Klein, 52, was born in Honolulu and graduated from Punahou School, Stanford University (bachelor's degree) and the University of Oregon (law degree).

He was appointed as a First District Court judge in 1978, rose to the Circuit Court in 1984 and became Supreme Court associate justice in 1992. He retired two years before his 10-year term was to expire.

Bullet Charles Rose: As chairman of Aha Hawai'i 'Oiwi (Native Hawaiian Convention), Rose and other elected delegates are trying to bring Hawaiians to a consensus on what form of sovereignty to seek.

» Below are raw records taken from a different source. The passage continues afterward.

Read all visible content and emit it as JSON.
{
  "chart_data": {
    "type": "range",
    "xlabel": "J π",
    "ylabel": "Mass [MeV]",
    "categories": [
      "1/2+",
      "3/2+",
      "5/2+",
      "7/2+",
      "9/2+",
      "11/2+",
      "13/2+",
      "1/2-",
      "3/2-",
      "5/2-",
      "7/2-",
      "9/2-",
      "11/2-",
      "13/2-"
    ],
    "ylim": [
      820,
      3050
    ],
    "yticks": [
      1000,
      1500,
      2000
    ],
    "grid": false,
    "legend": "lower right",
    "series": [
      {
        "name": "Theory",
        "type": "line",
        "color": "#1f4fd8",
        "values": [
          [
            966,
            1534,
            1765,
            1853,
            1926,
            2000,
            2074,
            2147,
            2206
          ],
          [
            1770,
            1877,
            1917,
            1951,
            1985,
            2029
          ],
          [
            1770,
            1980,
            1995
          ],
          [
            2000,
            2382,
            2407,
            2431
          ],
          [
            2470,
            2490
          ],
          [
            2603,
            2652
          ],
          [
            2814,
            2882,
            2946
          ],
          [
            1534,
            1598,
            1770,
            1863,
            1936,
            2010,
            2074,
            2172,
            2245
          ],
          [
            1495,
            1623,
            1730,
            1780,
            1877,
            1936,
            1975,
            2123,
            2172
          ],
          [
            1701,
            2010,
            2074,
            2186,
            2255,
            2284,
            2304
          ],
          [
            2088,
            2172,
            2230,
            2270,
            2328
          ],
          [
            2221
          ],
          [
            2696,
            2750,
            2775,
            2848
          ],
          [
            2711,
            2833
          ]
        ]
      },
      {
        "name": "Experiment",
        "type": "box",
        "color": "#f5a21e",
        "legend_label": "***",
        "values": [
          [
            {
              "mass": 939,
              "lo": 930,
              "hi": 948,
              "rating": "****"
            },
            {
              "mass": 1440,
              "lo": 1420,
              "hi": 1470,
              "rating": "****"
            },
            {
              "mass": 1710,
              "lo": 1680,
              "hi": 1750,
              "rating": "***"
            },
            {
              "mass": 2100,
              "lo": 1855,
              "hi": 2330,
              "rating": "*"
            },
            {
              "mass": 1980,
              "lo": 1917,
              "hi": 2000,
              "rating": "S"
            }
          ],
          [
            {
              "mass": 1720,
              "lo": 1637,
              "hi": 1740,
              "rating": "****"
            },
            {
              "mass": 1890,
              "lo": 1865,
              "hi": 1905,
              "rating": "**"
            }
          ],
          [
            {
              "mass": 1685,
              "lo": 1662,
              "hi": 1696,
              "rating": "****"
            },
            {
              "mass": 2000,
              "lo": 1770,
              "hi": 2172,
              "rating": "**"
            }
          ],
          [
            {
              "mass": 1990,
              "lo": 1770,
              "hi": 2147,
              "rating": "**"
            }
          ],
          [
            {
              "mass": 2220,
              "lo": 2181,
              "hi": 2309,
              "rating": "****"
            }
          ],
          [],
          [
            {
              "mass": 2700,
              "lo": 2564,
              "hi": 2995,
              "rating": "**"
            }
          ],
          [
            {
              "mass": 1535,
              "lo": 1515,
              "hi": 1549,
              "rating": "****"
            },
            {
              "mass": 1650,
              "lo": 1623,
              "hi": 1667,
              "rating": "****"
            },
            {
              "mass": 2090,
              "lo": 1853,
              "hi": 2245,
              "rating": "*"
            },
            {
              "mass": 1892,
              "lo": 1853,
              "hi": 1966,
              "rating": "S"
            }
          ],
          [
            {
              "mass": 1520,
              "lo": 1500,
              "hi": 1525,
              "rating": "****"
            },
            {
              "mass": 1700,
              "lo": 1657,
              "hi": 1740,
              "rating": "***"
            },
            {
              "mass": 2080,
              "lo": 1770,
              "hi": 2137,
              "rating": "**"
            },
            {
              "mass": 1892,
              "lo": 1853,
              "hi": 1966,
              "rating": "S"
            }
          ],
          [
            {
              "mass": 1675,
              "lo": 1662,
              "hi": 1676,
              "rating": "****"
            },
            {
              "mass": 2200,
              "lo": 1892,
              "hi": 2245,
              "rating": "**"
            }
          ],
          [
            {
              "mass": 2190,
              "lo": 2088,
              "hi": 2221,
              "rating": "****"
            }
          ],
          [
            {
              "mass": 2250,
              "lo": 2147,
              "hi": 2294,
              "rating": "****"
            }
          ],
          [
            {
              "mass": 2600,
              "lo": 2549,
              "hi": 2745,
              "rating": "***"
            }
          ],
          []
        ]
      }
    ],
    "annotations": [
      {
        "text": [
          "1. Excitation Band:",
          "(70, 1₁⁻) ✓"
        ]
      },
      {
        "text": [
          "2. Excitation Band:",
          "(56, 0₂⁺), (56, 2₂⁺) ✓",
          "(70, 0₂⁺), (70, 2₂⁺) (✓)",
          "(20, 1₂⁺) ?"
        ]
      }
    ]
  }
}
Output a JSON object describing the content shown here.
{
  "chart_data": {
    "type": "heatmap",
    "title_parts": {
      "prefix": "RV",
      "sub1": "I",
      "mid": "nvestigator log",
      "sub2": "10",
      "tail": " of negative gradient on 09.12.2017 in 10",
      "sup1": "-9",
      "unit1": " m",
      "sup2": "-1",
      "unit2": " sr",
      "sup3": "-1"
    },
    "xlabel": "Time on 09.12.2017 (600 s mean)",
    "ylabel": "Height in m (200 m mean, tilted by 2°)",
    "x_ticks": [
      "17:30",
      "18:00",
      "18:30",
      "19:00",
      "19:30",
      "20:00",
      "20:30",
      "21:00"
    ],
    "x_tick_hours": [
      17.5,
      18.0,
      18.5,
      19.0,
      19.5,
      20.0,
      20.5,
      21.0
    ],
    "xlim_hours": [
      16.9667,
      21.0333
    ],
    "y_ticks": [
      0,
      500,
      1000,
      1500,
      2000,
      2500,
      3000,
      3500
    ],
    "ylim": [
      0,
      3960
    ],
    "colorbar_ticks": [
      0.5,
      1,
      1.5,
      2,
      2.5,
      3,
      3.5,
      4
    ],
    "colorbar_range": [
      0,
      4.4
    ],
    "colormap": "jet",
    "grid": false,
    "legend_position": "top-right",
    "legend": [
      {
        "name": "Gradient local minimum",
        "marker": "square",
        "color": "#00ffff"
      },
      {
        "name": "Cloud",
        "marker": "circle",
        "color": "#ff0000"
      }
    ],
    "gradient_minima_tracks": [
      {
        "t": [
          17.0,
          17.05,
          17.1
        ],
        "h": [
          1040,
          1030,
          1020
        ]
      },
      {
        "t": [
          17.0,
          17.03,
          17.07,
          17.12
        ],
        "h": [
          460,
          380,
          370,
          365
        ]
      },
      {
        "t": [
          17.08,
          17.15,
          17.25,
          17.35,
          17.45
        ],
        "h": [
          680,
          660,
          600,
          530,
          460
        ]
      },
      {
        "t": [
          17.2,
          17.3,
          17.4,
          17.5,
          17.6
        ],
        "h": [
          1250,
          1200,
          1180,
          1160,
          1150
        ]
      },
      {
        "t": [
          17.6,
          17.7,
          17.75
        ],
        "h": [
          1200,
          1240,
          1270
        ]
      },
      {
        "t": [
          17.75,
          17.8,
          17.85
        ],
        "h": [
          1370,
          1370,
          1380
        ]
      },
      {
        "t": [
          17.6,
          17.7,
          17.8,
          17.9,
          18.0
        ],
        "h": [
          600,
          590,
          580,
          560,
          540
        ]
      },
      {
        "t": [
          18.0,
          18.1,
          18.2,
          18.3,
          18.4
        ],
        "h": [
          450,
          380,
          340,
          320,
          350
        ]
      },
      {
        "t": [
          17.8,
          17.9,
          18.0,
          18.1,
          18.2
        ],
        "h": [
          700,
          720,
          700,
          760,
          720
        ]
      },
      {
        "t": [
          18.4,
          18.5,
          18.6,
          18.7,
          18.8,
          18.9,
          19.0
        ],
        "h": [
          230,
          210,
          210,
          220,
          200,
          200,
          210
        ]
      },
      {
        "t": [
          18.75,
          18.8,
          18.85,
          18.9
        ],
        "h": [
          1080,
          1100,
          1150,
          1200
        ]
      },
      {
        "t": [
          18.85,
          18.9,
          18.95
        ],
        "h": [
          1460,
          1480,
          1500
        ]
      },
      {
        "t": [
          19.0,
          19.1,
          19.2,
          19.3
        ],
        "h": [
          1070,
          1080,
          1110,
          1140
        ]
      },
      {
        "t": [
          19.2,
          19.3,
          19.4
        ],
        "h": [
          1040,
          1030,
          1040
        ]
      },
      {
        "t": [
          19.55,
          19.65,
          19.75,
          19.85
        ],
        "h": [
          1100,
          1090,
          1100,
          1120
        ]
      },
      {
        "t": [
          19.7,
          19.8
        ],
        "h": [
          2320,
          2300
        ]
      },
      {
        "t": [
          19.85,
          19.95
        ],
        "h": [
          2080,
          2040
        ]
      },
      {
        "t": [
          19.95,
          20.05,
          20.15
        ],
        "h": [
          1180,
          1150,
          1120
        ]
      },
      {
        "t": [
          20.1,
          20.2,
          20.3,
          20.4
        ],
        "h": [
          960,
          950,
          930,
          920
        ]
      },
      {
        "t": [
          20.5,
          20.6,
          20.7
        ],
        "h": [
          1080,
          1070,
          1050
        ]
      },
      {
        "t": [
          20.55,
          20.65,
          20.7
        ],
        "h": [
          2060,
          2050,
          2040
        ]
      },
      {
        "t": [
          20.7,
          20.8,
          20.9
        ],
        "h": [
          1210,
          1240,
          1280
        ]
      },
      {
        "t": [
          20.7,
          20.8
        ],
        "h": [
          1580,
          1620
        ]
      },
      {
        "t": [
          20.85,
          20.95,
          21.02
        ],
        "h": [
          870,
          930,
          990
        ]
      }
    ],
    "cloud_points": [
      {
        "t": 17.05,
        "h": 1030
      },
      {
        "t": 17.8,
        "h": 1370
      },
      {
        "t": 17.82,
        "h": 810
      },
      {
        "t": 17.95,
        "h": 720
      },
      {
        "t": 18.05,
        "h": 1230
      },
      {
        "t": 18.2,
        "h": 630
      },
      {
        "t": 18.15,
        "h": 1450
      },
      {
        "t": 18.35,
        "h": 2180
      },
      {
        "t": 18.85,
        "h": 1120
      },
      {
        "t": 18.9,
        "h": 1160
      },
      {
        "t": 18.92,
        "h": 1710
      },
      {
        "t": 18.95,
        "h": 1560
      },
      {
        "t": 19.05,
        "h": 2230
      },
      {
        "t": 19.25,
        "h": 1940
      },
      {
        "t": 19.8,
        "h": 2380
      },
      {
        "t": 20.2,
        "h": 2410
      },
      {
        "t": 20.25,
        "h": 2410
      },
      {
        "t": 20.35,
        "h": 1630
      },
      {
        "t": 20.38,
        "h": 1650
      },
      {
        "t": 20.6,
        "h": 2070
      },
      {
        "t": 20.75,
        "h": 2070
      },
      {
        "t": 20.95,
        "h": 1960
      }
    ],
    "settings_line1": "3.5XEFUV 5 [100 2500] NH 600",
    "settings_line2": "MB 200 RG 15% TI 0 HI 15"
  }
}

The convention, which grew out of Ha Hawaii and is criticized by some other activists for being too closely affiliated with the state government, is "not a sovereignty group with a particular agenda," Rose says. "We are a people's process. We want to have the people choose."

Rose, 66, was born in Hilo, graduated from Honokaa High School and the University of Hawaii-Hilo, and long served as a police captain on the Big Island. Now retired from that job and living in Honolulu, he works as a staff investigator for the federal public defender's office.

Involved with community service for 29 years, Rose is first vice president of the Association of Hawaiian Civic Clubs, which has 49 clubs throughout Hawaii and in five other states.

Bullet Mililani Trask: Hawaiian nationalist Trask, long an outspoken critic of government treatment of Hawaiians, surprised many in 1998 when she ran for trustee of the state Office of Hawaiian Affairs.

Elected with a record number of votes, Trask has not toned down her style, making news most recently by calling for civil disobedience in the wake of the U.S. Supreme Court ruling invalidating Hawaiians-only OHA trustee elections.

Trask, who lives on the Big Island, has said she ran for the OHA board to make it more inclusive of all Hawaiians, especially those not tied to the state's ruling Democratic Party. She recently resigned her membership in Ka Lahui Hawai'i, the political action group she headed as elected kia'aina (governor) for eight years until 1998.

The 48-year-old Trask graduated from Kamehameha Schools and earned a bachelor's degree from San Jose State University and a law degree from the University of Santa Clara in California.